I have tried making Red Velvet Cake before, and got strange, not-delicious results. The cake was very moist, very dense, very red, and very salty. I felt it was my duty to eat it (because I spent so much time on it), but I honestly felt as though I were eating a play-doh cake, and you can probably imagine how not-tasty that was. So I approached this month's Cake Slice assignment with trepidation. I know people love red velvet cake. They swear that it tastes like heaven. I just hadn't had that experience with it. Until now. Nancy McDermott's recipe produced a light, moist, amazing cake. The frosting is another story (read: weird), but I chucked my frosting after tasting it and used plain old vanilla frosting and loved it.
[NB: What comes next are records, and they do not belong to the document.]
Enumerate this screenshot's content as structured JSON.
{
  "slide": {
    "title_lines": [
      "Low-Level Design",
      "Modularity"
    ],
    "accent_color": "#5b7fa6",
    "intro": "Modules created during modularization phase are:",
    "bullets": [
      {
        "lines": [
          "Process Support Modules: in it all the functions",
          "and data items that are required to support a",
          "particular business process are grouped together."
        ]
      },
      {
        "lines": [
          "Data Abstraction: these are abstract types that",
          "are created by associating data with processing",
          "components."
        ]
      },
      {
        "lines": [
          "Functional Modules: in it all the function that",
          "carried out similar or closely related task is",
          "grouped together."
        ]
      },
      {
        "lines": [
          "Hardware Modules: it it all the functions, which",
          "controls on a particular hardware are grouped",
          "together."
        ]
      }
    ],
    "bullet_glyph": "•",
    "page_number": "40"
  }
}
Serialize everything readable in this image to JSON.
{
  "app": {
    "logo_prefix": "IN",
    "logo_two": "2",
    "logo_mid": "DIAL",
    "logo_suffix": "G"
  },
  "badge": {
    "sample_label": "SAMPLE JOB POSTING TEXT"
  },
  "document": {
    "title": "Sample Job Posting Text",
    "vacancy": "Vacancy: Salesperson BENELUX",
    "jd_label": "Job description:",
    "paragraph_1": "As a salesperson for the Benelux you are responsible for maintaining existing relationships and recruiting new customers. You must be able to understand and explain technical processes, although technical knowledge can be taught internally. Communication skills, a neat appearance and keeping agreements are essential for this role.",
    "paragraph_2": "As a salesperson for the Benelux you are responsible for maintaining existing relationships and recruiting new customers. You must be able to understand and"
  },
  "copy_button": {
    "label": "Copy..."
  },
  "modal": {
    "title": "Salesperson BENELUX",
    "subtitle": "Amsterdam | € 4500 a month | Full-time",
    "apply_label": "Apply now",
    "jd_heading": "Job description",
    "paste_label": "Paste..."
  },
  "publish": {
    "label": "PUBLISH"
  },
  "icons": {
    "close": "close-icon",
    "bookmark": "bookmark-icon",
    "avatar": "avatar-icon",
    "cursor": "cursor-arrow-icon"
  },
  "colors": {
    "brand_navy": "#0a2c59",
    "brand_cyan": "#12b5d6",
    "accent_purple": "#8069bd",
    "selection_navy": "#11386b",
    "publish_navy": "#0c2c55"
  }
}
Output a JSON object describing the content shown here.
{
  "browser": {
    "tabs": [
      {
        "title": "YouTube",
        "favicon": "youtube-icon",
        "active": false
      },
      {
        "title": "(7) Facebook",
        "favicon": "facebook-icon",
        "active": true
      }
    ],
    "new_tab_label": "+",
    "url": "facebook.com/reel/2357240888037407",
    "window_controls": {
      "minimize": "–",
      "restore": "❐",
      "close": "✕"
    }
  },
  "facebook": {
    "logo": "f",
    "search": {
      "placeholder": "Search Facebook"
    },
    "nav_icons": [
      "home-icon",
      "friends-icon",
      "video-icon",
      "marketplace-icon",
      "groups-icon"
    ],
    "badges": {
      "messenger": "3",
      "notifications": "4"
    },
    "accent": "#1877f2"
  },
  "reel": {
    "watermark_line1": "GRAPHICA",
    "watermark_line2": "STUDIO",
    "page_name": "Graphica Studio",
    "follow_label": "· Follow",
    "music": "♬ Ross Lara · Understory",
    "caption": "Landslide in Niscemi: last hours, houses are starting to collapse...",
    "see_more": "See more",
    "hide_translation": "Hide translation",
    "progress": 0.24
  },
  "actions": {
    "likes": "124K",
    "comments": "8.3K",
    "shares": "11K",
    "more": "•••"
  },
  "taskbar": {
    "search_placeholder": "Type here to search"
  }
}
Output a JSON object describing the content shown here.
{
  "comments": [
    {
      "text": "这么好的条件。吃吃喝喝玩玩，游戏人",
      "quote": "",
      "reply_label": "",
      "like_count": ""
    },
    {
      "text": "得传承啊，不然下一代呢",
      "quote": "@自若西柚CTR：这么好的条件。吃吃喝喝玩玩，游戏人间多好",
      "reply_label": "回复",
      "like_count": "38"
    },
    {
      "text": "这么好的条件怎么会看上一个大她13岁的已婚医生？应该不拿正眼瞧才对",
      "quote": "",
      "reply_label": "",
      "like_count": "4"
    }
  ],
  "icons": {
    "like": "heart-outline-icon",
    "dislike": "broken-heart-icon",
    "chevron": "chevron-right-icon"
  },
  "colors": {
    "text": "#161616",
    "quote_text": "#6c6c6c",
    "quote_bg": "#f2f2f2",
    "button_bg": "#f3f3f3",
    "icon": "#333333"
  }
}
I chose to make cupcakes instead of a layer cake. A) Not to beat a dead horse or anything, but I'm tired of making layer cakes; B) When planning out the baking schedule for the week, cakes--layer cakes in particular--seem to need an occasion, a dinner party or weekend meal or something just a little fancy, whereas cupcakes never need a reason. I imagine a conversation with my husband going something like this: "Cupcakes for dessert. Awesome. I love cupcakes." as opposed to, "Layer cake, huh. What's the occasion?" C) Cupcakes are just great, are they not? They're easy, they're portable, they're already in single-serving portions, yet you can eat two without feeling guilty. What's not to love?
To recap: this was a great Red Velvet Cake recipe. I will make it again. You should make it too.
Red Velvet Cake
from Southern Cakes by Nancy McDermott, with my changes added in
2 1/2 cups flour
1/2 teaspoon salt
1 teaspoon vanilla
1 cup buttermilk
2 Tablespoons cocoa
2 Tablespoons red food coloring
1 cup butter, softened
2 cups sugar
1 1/2 teaspoons baking soda
1 Tablespoon apple cider vinegar (or you can use regular white vinegar)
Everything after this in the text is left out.